Sub-label the existing labels

Hi, i used ner.manual to annotate a dataset from scratch with multiple labels. My question: is it possible to add new subtags for each label already annotated using the exesting pre-annotated dataset? For example i have: Label1, Label2 and Label3, and I want to add more sub-labels for each label.
Labeling Label1: Label1_1, Label1_2 and Label1_3 and do the same for the other existing labels.

Thank you.

Hi! By sub-label, do you mean, hierarchical categories? For example, if you have the label LOCATION, annotate whether the entity is LOCATION_CITY or LOCATION_COUNTRY, etc.? If so, one workflow could be to stream in your examples again with one entity at a time, and add multiple-choice options for the sub-labels. Then, all the annotator has to focus on is a single mention and a subset of sub-labels, so it should be really quick to annotate (and easy to evaluate, in case there are conflicts and disagreements).
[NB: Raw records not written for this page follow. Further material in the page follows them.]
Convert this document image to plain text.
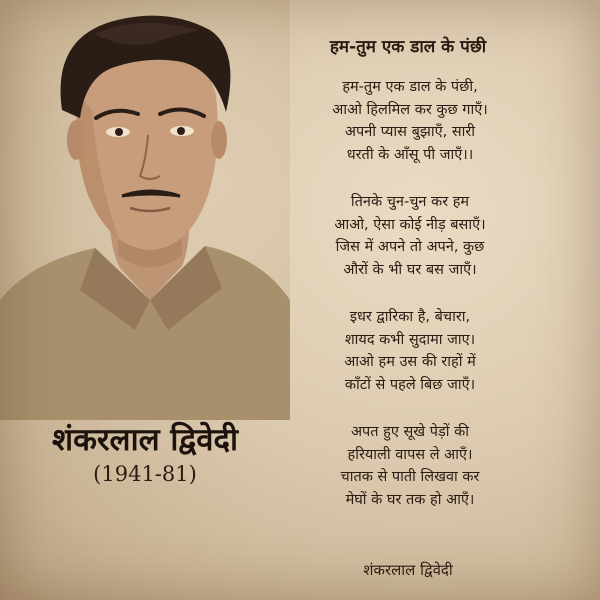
शंकरलाल द्विवेदी

(1941-81)

हम-तुम एक डाल के पंछी

हम-तुम एक डाल के पंछी,
आओ हिलमिल कर कुछ गाएँ।
अपनी प्यास बुझाएँ, सारी
धरती के आँसू पी जाएँ।।

तिनके चुन-चुन कर हम
आओ, ऐसा कोई नीड़ बसाएँ।
जिस में अपने तो अपने, कुछ
औरों के भी घर बस जाएँ।

इधर द्वारिका है, बेचारा,
शायद कभी सुदामा जाए।
आओ हम उस की राहों में
काँटों से पहले बिछ जाएँ।

अपत हुए सूखे पेड़ों की
हरियाली वापस ले आएँ।
चातक से पाती लिखवा कर
मेघों के घर तक हो आएँ।

शंकरलाल द्विवेदी
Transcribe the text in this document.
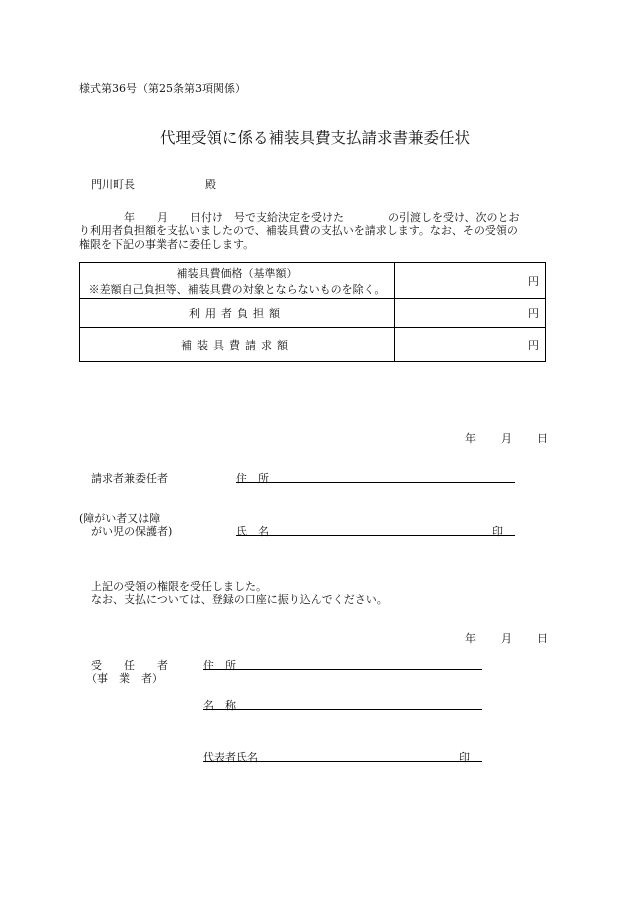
様式第36号（第25条第3項関係）
代理受領に係る補装具費支払請求書兼委任状
門川町長	殿
年　　月　　日付け　号で支給決定を受けた　　　　の引渡しを受け、次のとお
り利用者負担額を支払いましたので、補装具費の支払いを請求します。なお、その受領の
権限を下記の事業者に委任します。
補装具費価格（基準額）
※差額自己負担等、補装具費の対象とならないものを除く。	円
利用者負担額	円
補装具費請求額	円
年 月 日
請求者兼委任者	住　所
(障がい者又は障
がい児の保護者)	氏　名	印
上記の受領の権限を受任しました。
なお、支払については、登録の口座に振り込んでください。
年 月 日
受　　任　　者
（事　業　者）
住　所
名　称
代表者氏名	印
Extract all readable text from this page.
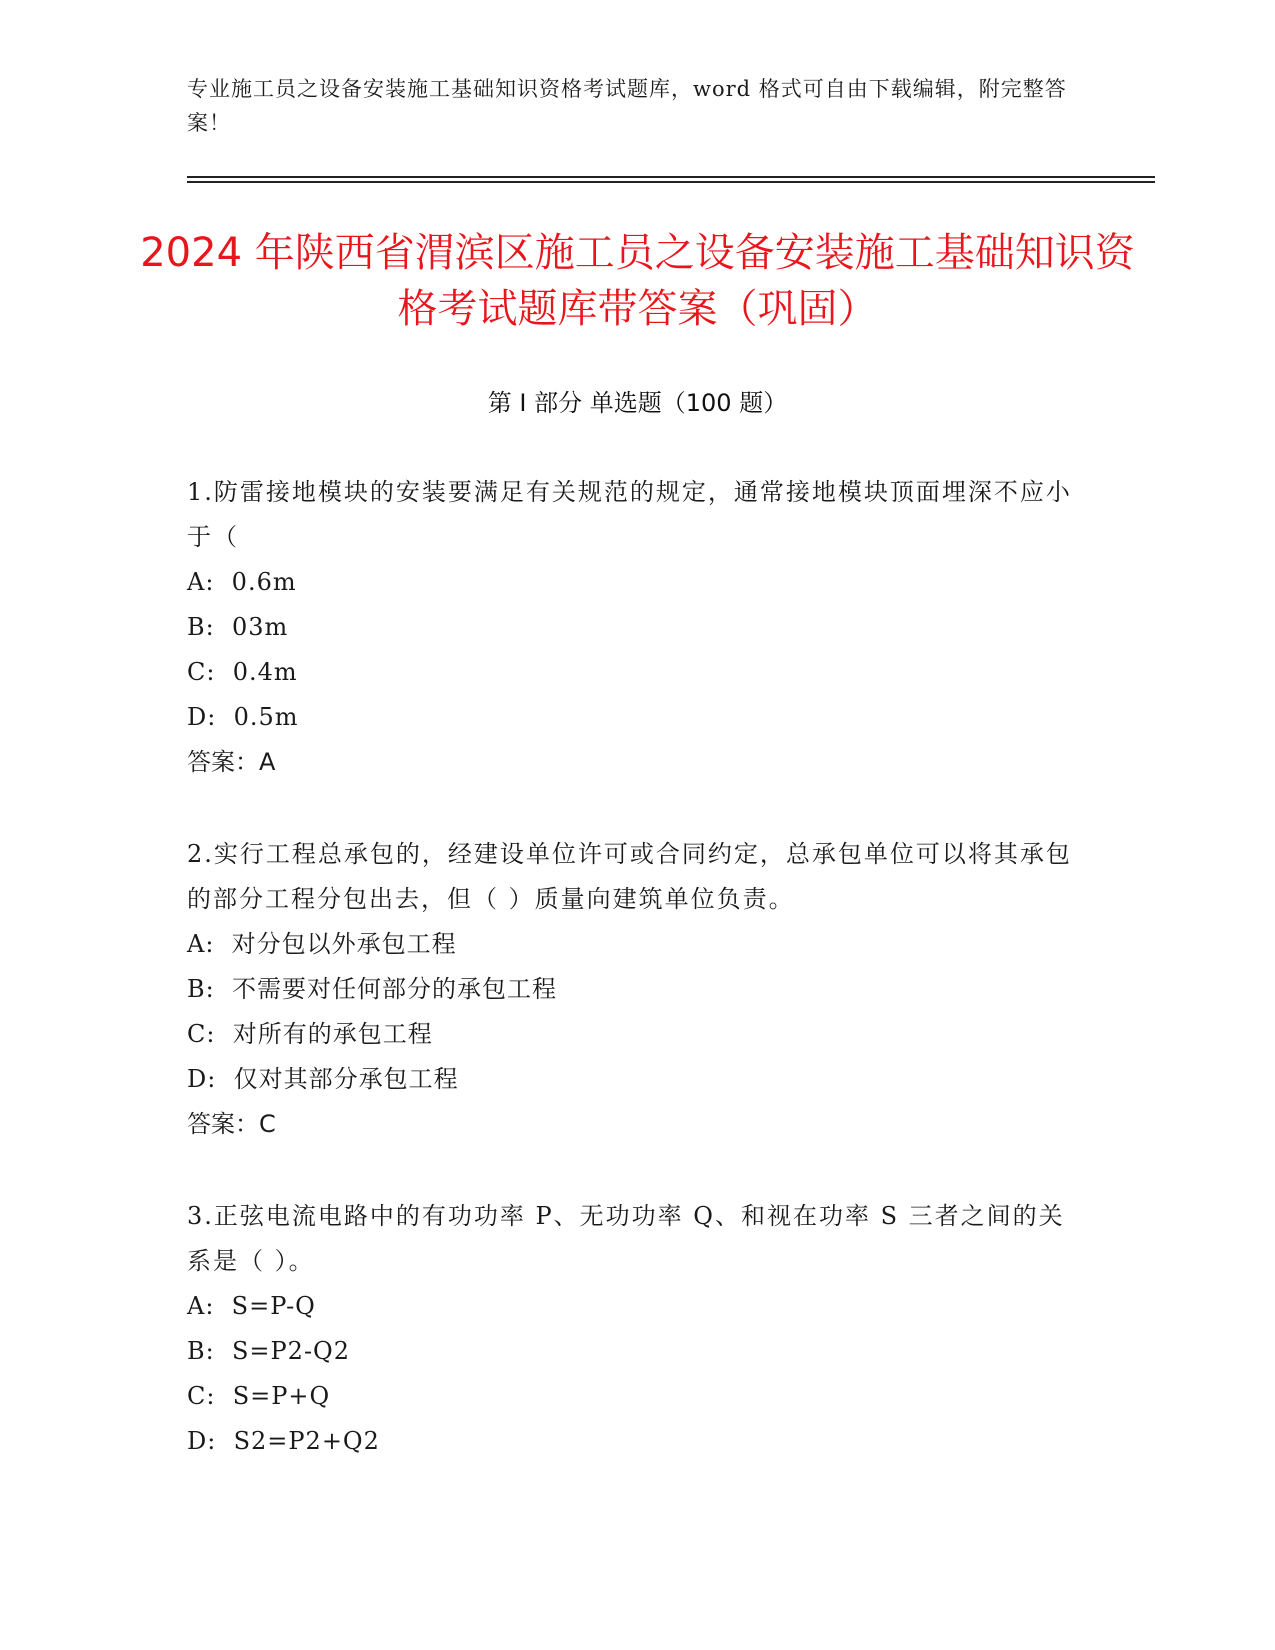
专业施工员之设备安装施工基础知识资格考试题库，word 格式可自由下载编辑，附完整答案！
2024 年陕西省渭滨区施工员之设备安装施工基础知识资格考试题库带答案（巩固）
第 I 部分 单选题（100 题）
1.防雷接地模块的安装要满足有关规范的规定，通常接地模块顶面埋深不应小于（
A:  0.6m
B:  03m
C:  0.4m
D:  0.5m
答案：A
2.实行工程总承包的，经建设单位许可或合同约定，总承包单位可以将其承包的部分工程分包出去，但（ ）质量向建筑单位负责。
A:  对分包以外承包工程
B:  不需要对任何部分的承包工程
C:  对所有的承包工程
D:  仅对其部分承包工程
答案：C
3.正弦电流电路中的有功功率 P、无功功率 Q、和视在功率 S 三者之间的关系是（ ）。
A:  S=P-Q
B:  S=P2-Q2
C:  S=P+Q
D:  S2=P2+Q2
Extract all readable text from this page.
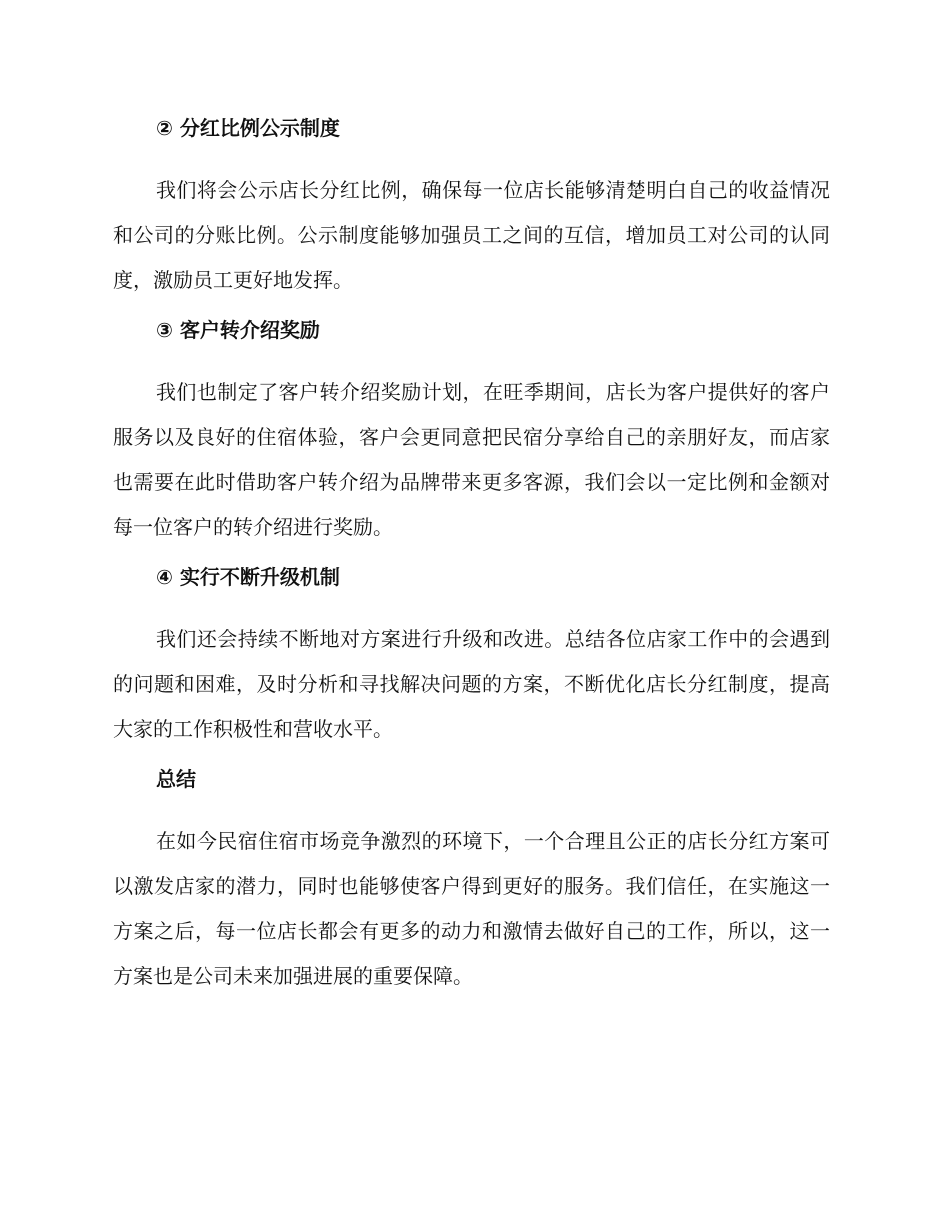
② 分红比例公示制度

我们将会公示店长分红比例，确保每一位店长能够清楚明白自己的收益情况和公司的分账比例。公示制度能够加强员工之间的互信，增加员工对公司的认同度，激励员工更好地发挥。

③ 客户转介绍奖励

我们也制定了客户转介绍奖励计划，在旺季期间，店长为客户提供好的客户服务以及良好的住宿体验，客户会更同意把民宿分享给自己的亲朋好友，而店家也需要在此时借助客户转介绍为品牌带来更多客源，我们会以一定比例和金额对每一位客户的转介绍进行奖励。

④ 实行不断升级机制

我们还会持续不断地对方案进行升级和改进。总结各位店家工作中的会遇到的问题和困难，及时分析和寻找解决问题的方案，不断优化店长分红制度，提高大家的工作积极性和营收水平。

总结

在如今民宿住宿市场竞争激烈的环境下，一个合理且公正的店长分红方案可以激发店家的潜力，同时也能够使客户得到更好的服务。我们信任，在实施这一方案之后，每一位店长都会有更多的动力和激情去做好自己的工作，所以，这一方案也是公司未来加强进展的重要保障。
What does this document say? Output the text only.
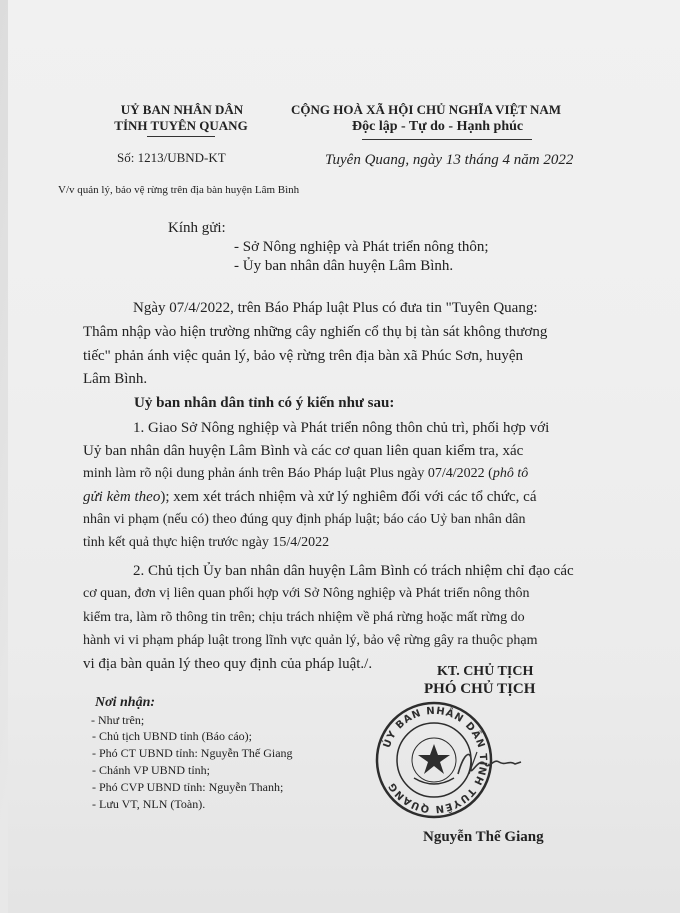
UỶ BAN NHÂN DÂN
TỈNH TUYÊN QUANG
Số: 1213/UBND-KT
CỘNG HOÀ XÃ HỘI CHỦ NGHĨA VIỆT NAM
Độc lập - Tự do - Hạnh phúc
Tuyên Quang, ngày 13 tháng 4 năm 2022
V/v quản lý, bảo vệ rừng trên địa bàn huyện Lâm Bình
Kính gửi:
- Sở Nông nghiệp và Phát triển nông thôn;
- Ủy ban nhân dân huyện Lâm Bình.
Ngày 07/4/2022, trên Báo Pháp luật Plus có đưa tin "Tuyên Quang:
Thâm nhập vào hiện trường những cây nghiến cổ thụ bị tàn sát không thương
tiếc" phản ánh việc quản lý, bảo vệ rừng trên địa bàn xã Phúc Sơn, huyện
Lâm Bình.
Uỷ ban nhân dân tỉnh có ý kiến như sau:
1. Giao Sở Nông nghiệp và Phát triển nông thôn chủ trì, phối hợp với
Uỷ ban nhân dân huyện Lâm Bình và các cơ quan liên quan kiểm tra, xác
minh làm rõ nội dung phản ánh trên Báo Pháp luật Plus ngày 07/4/2022 (phô tô
gửi kèm theo); xem xét trách nhiệm và xử lý nghiêm đối với các tổ chức, cá
nhân vi phạm (nếu có) theo đúng quy định pháp luật; báo cáo Uỷ ban nhân dân
tỉnh kết quả thực hiện trước ngày 15/4/2022
2. Chủ tịch Ủy ban nhân dân huyện Lâm Bình có trách nhiệm chỉ đạo các
cơ quan, đơn vị liên quan phối hợp với Sở Nông nghiệp và Phát triển nông thôn
kiểm tra, làm rõ thông tin trên; chịu trách nhiệm về phá rừng hoặc mất rừng do
hành vi vi phạm pháp luật trong lĩnh vực quản lý, bảo vệ rừng gây ra thuộc phạm
vi địa bàn quản lý theo quy định của pháp luật./.	KT. CHỦ TỊCH
PHÓ CHỦ TỊCH
ỦY BAN NHÂN DÂN TỈNH TUYÊN QUANG
Nguyễn Thế Giang
Nơi nhận:
- Như trên;
- Chủ tịch UBND tỉnh (Báo cáo);
- Phó CT UBND tỉnh: Nguyễn Thế Giang
- Chánh VP UBND tỉnh;
- Phó CVP UBND tỉnh: Nguyễn Thanh;
- Lưu VT, NLN (Toàn).
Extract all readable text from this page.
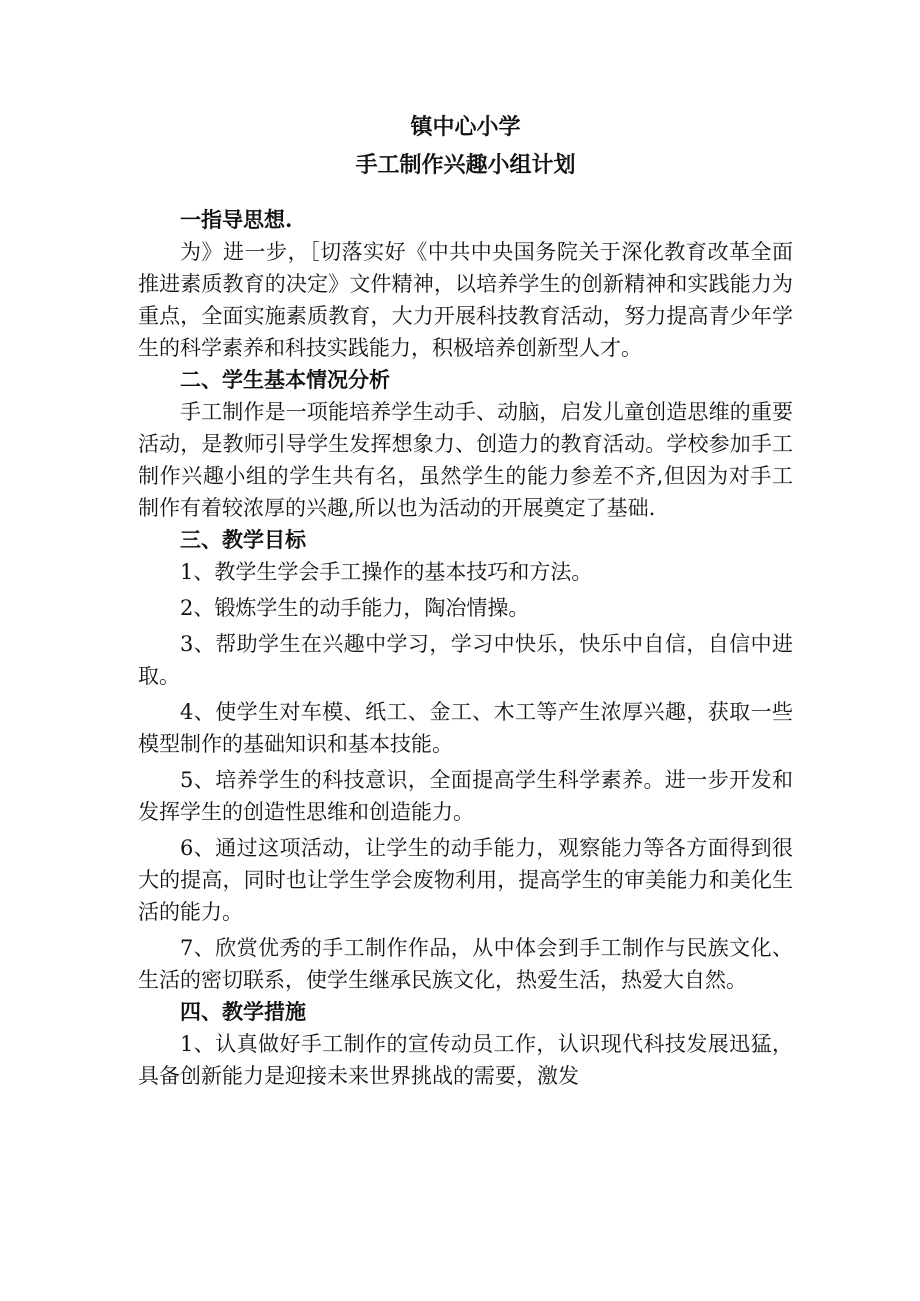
镇中心小学
手工制作兴趣小组计划

一指导思想.

为》进一步，［切落实好《中共中央国务院关于深化教育改革全面推进素质教育的决定》文件精神，以培养学生的创新精神和实践能力为重点，全面实施素质教育，大力开展科技教育活动，努力提高青少年学生的科学素养和科技实践能力，积极培养创新型人才。

二、学生基本情况分析

手工制作是一项能培养学生动手、动脑，启发儿童创造思维的重要活动，是教师引导学生发挥想象力、创造力的教育活动。学校参加手工制作兴趣小组的学生共有名，虽然学生的能力参差不齐,但因为对手工制作有着较浓厚的兴趣,所以也为活动的开展奠定了基础.

三、教学目标

1、教学生学会手工操作的基本技巧和方法。

2、锻炼学生的动手能力，陶冶情操。

3、帮助学生在兴趣中学习，学习中快乐，快乐中自信，自信中进取。

4、使学生对车模、纸工、金工、木工等产生浓厚兴趣，获取一些模型制作的基础知识和基本技能。

5、培养学生的科技意识，全面提高学生科学素养。进一步开发和发挥学生的创造性思维和创造能力。

6、通过这项活动，让学生的动手能力，观察能力等各方面得到很大的提高，同时也让学生学会废物利用，提高学生的审美能力和美化生活的能力。

7、欣赏优秀的手工制作作品，从中体会到手工制作与民族文化、生活的密切联系，使学生继承民族文化，热爱生活，热爱大自然。

四、教学措施

1、认真做好手工制作的宣传动员工作，认识现代科技发展迅猛，具备创新能力是迎接未来世界挑战的需要，激发
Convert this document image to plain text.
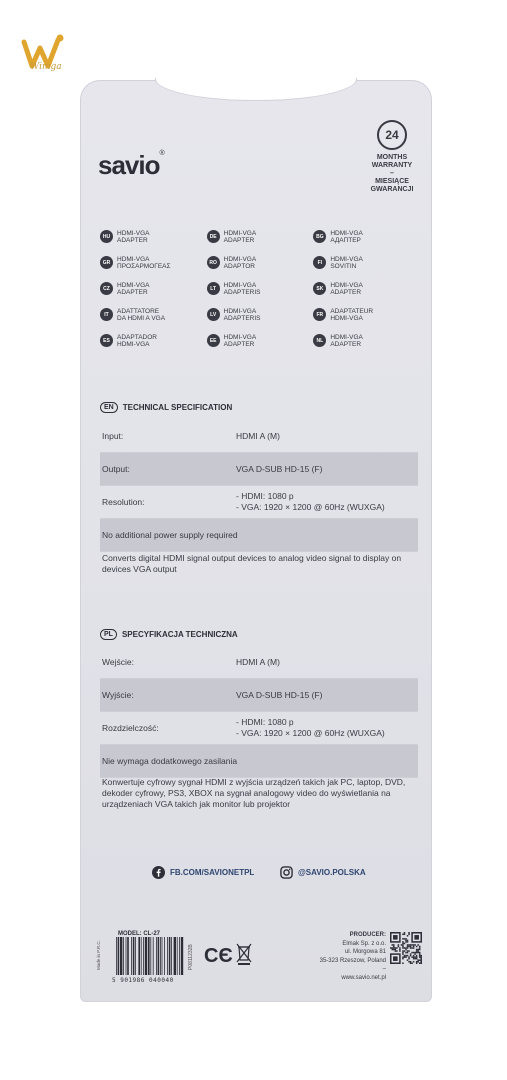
Wimga
savio®
24
MONTHS
WARRANTY
–
MIESIĄCE
GWARANCJI
HU	HDMI-VGA
ADAPTER
DE	HDMI-VGA
ADAPTER
BG	HDMI-VGA
АДАПТЕР
GR	HDMI-VGA
ΠΡΟΣΑΡΜΟΓΕΑΣ
RO	HDMI-VGA
ADAPTOR
FI	HDMI-VGA
SOVITIN
CZ	HDMI-VGA
ADAPTER
LT	HDMI-VGA
ADAPTERIS
SK	HDMI-VGA
ADAPTER
IT	ADATTATORE
DA HDMI A VGA
LV	HDMI-VGA
ADAPTERIS
FR	ADAPTATEUR
HDMI-VGA
ES	ADAPTADOR
HDMI-VGA
EE	HDMI-VGA
ADAPTER
NL	HDMI-VGA
ADAPTER
EN	TECHNICAL SPECIFICATION
Input:	HDMI A (M)
Output:	VGA D-SUB HD-15 (F)
Resolution:
- HDMI: 1080 p
- VGA: 1920 × 1200 @ 60Hz (WUXGA)
No additional power supply required
Converts digital HDMI signal output devices to analog video signal to display on devices VGA output
PL	SPECYFIKACJA TECHNICZNA
Wejście:	HDMI A (M)
Wyjście:	VGA D-SUB HD-15 (F)
Rozdzielczość:
- HDMI: 1080 p
- VGA: 1920 × 1200 @ 60Hz (WUXGA)
Nie wymaga dodatkowego zasilania
Konwertuje cyfrowy sygnał HDMI z wyjścia urządzeń takich jak PC, laptop, DVD, dekoder cyfrowy, PS3, XBOX na sygnał analogowy video do wyświetlania na urządzeniach VGA takich jak monitor lub projektor
FB.COM/SAVIONETPL	@SAVIO.POLSKA
MODEL: CL-27
5 901986 040040
Made in P.R.C.	P0811232B C Є
PRODUCER:
Elmak Sp. z o.o.
ul. Morgowa 81
35-323 Rzeszow, Poland
–
www.savio.net.pl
To implement this, you could use a custom interface with two blocks: ner (to render the entity) and choice (for the options). The stream could look something like this:

options = [{"id": "LOCATION_CITY", "text": "LOCATION > CITY"}]  # etc.

def get_stream(stream):
    for eg in stream:
        for span in eg.get("spans", []):  # one example by annotated span
            yield {"text": eg["text"], "spans": [span], "options": options}

And then your blocks could look like this:

blocks = [
    {"view_id": "ner_manual"},
    {"view_id": "choice", "text": None}  # prevent text from being shown in both UIs
]
1 Like

Thank you for the reply. Is it possible to improve and train the new dataset after this step? and how to merge all datasets of each label in one?

Prodigy should be able to do this automatically when you train or run data-to-spacy, since all your examples have the same text, but different spans. When the data is merged, all annotations on the same text are merged into a single example.

Just make sure you use a new dataset for the sub-labels so there's no conflict (like, a span annotated with both LOCATION and CITY). Each token can only be part of one span.

In tihs case, you probably want to re-train from scratch – otherwise, you're trying to teach your model a completely new definition of what it previously predicted, which likely won't be very effective.